Species of horsehair worm

Chordodes formosanus is a horsehair worm that uses the praying mantis as its definitive host. Horsehair worms are obligate parasites that pass through different hosts at various stages. These worms can grow up to 44 cm long and can be extremely dangerous for their host, especially the praying mantis.

== Morphology ==
Chordodes formosanus is morphologically similar to Chordodes japonensis. Both species have the same six cuticular structures of areoles on the surface, the significantly longer filaments on the female crowned areoles. Female horsehair appears to have a round and slightly swollen posterior end of their body, while males have a narrowed end.

== Life cycle ==
1. Chordates formosanus starts as a larva in the gut of the small insects that the mantis preys on.
2. Once the mantis ingests the infected insect, the C. formosanus starts to grow.
3. When it is mature, the worm secretes proteins that take over the host's nervous system, which directs the mantis to a body of water and causes it to jump in so that the worm can be excreted, at which point it breaks free to reproduce leaving a half empty mantis husk.

== Host specificity ==
The definitive host range of horsehair worms is limited to one or few species. Because nematomorphs are sometimes found after they have emerged from their host, definitive information on hosts is unknown in some species.

== Geographic range ==
This horsehair worm is known to be present in Japan and Taiwan.

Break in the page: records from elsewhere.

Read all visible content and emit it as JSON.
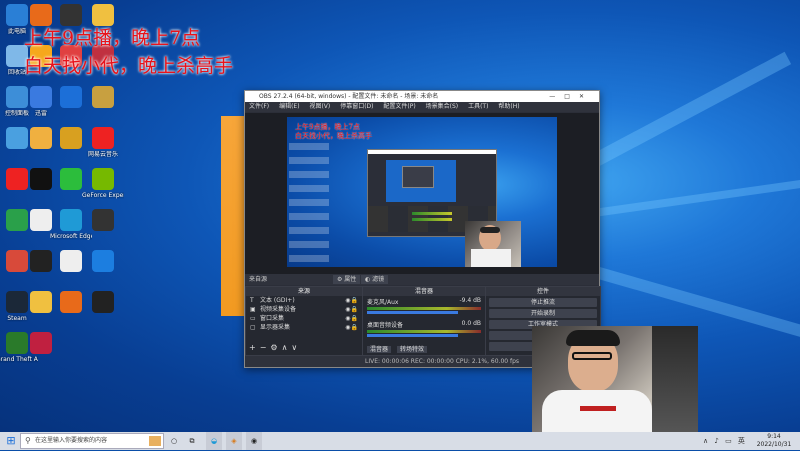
{
  "overlay": {
    "line1": "上午9点播，晚上7点",
    "line2": "白天找小代，晚上杀高手"
  },
  "desktop_icons": [
    {
      "label": "此电脑",
      "icon": "computer-icon",
      "color": "#2a7fd6"
    },
    {
      "label": "",
      "icon": "tool-icon",
      "color": "#e86a1a"
    },
    {
      "label": "",
      "icon": "obs-icon",
      "color": "#333"
    },
    {
      "label": "",
      "icon": "folder-icon",
      "color": "#f0c040"
    },
    {
      "label": "回收站",
      "icon": "recycle-bin-icon",
      "color": "#7fb8e8"
    },
    {
      "label": "",
      "icon": "rockstar-icon",
      "color": "#f6a81c"
    },
    {
      "label": "",
      "icon": "app-icon",
      "color": "#e04040"
    },
    {
      "label": "",
      "icon": "game-icon",
      "color": "#c03040"
    },
    {
      "label": "控制面板",
      "icon": "control-panel-icon",
      "color": "#3d8ed8"
    },
    {
      "label": "迅雷",
      "icon": "thunder-icon",
      "color": "#3a7ae0"
    },
    {
      "label": "",
      "icon": "app-icon",
      "color": "#1c6fd8"
    },
    {
      "label": "",
      "icon": "league-icon",
      "color": "#c8a040"
    },
    {
      "label": "",
      "icon": "network-icon",
      "color": "#4aa0e0"
    },
    {
      "label": "",
      "icon": "pubg-icon",
      "color": "#f0b040"
    },
    {
      "label": "",
      "icon": "teamviewer-icon",
      "color": "#d8a020"
    },
    {
      "label": "网易云音乐",
      "icon": "netease-music-icon",
      "color": "#e22"
    },
    {
      "label": "",
      "icon": "ggpk-icon",
      "color": "#e22"
    },
    {
      "label": "",
      "icon": "qq-icon",
      "color": "#111"
    },
    {
      "label": "",
      "icon": "iqiyi-icon",
      "color": "#2cbd3c"
    },
    {
      "label": "GeForce Experience",
      "icon": "nvidia-icon",
      "color": "#76b900"
    },
    {
      "label": "",
      "icon": "player-icon",
      "color": "#2aa04a"
    },
    {
      "label": "",
      "icon": "doc-icon",
      "color": "#eee"
    },
    {
      "label": "Microsoft Edge",
      "icon": "edge-icon",
      "color": "#1f9ad6"
    },
    {
      "label": "",
      "icon": "video-icon",
      "color": "#333"
    },
    {
      "label": "",
      "icon": "game2-icon",
      "color": "#d84a3a"
    },
    {
      "label": "",
      "icon": "app2-icon",
      "color": "#222"
    },
    {
      "label": "",
      "icon": "doc2-icon",
      "color": "#eee"
    },
    {
      "label": "",
      "icon": "kugou-icon",
      "color": "#1c7ee0"
    },
    {
      "label": "Steam",
      "icon": "steam-icon",
      "color": "#1b2838"
    },
    {
      "label": "",
      "icon": "folder2-icon",
      "color": "#f0c040"
    },
    {
      "label": "",
      "icon": "app3-icon",
      "color": "#e86a1a"
    },
    {
      "label": "",
      "icon": "game3-icon",
      "color": "#222"
    },
    {
      "label": "Grand Theft Auto V",
      "icon": "gta-icon",
      "color": "#2a7a2a"
    },
    {
      "label": "",
      "icon": "app4-icon",
      "color": "#c02040"
    }
  ],
  "obs": {
    "title": "OBS 27.2.4 (64-bit, windows) - 配置文件: 未命名 - 场景: 未命名",
    "menu": [
      "文件(F)",
      "编辑(E)",
      "视图(V)",
      "停靠窗口(D)",
      "配置文件(P)",
      "场景集合(S)",
      "工具(T)",
      "帮助(H)"
    ],
    "toolbar_label": "来自源",
    "properties_label": "属性",
    "filters_label": "滤镜",
    "sources_header": "来源",
    "sources": [
      "文本 (GDI+)",
      "视频采集设备",
      "窗口采集",
      "显示器采集"
    ],
    "mixer_header": "混音器",
    "mixer": [
      {
        "name": "麦克风/Aux",
        "level": "-9.4 dB"
      },
      {
        "name": "桌面音频设备",
        "level": "0.0 dB"
      }
    ],
    "mixer_tabs": [
      "混音器",
      "转场特效"
    ],
    "controls_header": "控件",
    "controls": [
      "停止推流",
      "开始录制",
      "工作室模式",
      "设置",
      "退出"
    ],
    "status": "LIVE: 00:00:06   REC: 00:00:00   CPU: 2.1%, 60.00 fps"
  },
  "taskbar": {
    "search_placeholder": "在这里输入你要搜索的内容",
    "time": "9:14",
    "date": "2022/10/31"
  }
}
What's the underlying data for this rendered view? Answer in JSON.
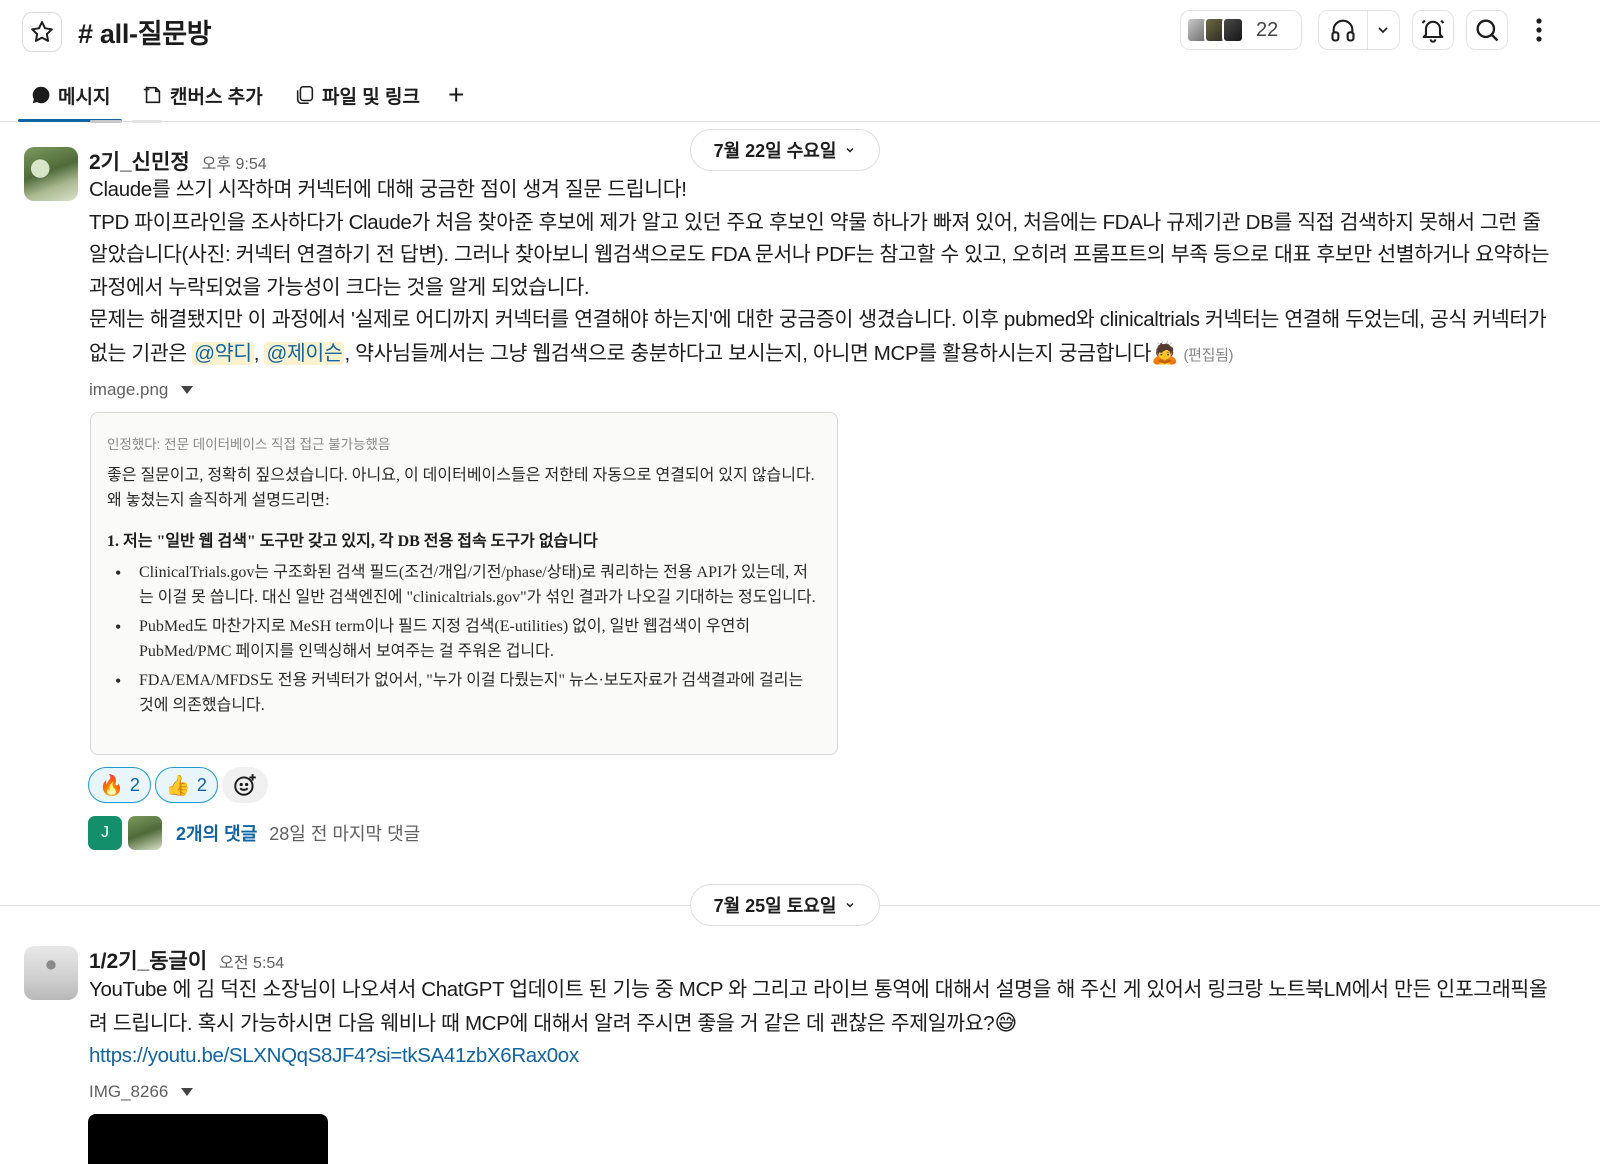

Reproductively, they are dioecious, with the internal fertilization of eggs that are then laid in gelatinous strings. Adults have cylindrical gonads, opening into the cloaca. The larvae have rings of cuticular hooks and terminal stylets that are believed to be used to enter the hosts. Once inside the host, the larvae live inside the haemocoel and absorb nutrients directly through their skin. Development into the adult form takes weeks or months, and the larva moults several times as it grows in size.